Or the ACU may have been in a "connected" state, in which
case your message will be transmitted down the line, to be
interpreted by whatever the ACU was connected to by the most
recent user.  (This recursive case is really fun!:-)

The last point is crucial:  In many cases, you don't know
who is responding to your message.  You are dealing with 
chains of boxes, each of which may respond to your message
and/or pass it on to the next box.  Each box has a different
behaviour repertoire, and even worse, each has a different
syntax.  Furthermore, at any time, for whatever reason
(such as power glitches or commands from other sources),
any box may reset its internal state to any other state.
You can be talking to the 3rd box in a chain, and suddenly
the 2nd breaks in and responds to a message not intended
for it.

The best way of handling such complexity is via an explicit 
state table that says what was last sent down the line, what
the response was, what sort of box we seem to be talking to,
and what its internal state seems to be.  The code to use such 
info to elicit a desired behavior rapidly develops into a real 
piece of "expert-systems" code.

So far, there's no real need for C; this is all well within the
powers of Lisp or Smalltalk or Prolog.  So why C?  Well, when
you're writing comm code, you have one extra goodie.  It's very
important that you have precise control over every bit of every
character.  The higher-level languages always seen to want to
"help" by tokenizing the input and putting the output into some
sort of standard format.  This is unacceptable.  

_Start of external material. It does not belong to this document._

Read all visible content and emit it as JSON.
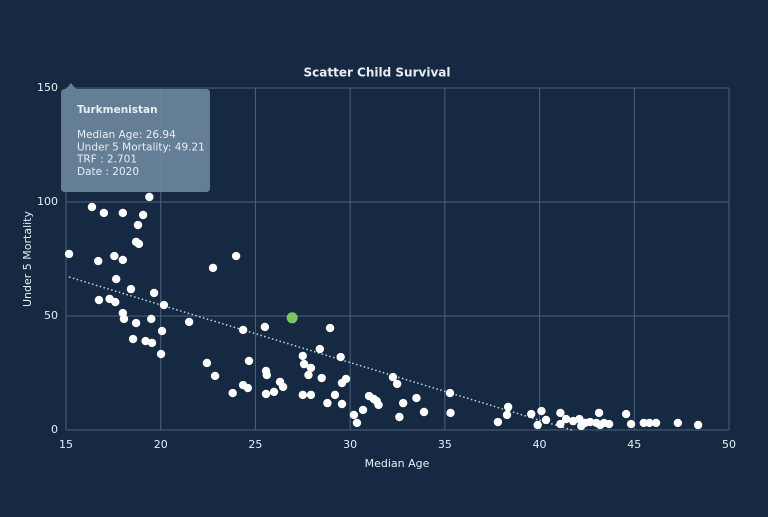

For instance, the messages transmitted often don't have any 
well-defined terminators.  Or, rather, each box has its own
terminator(s), but you don't know beforehand which box will
respond to a given message.  They often require nulls.  It's 
often very important whether you use CR or LF (or both, in
a particular order).  And you have to timeout various inputs,
else your code just hangs forever.  Such things are very awkward,
if not impossible to express in the typical AI languages. 

This isn't to say that C is the world's best AI language; quite
the contrary.  I'd love to get a chance to work on a better one.
(Hint, hint....)  But given the languages available, it seems
to be the best of a bad lot, so I use it.

If you think doing it in C is weird, just wait 'til 
you see it in Ada....

Denber.wbst@XEROX.COM (09/16/86)

	"Such things are very awkward, if not impossible to express in the
typical AI languages"

Well, maybe I've been using an atypical AI language, but Interlisp-D has
all that stuff - byte I/O, streams, timers, whatever.  It's real e-z to
use.  Check it out.

			- Michel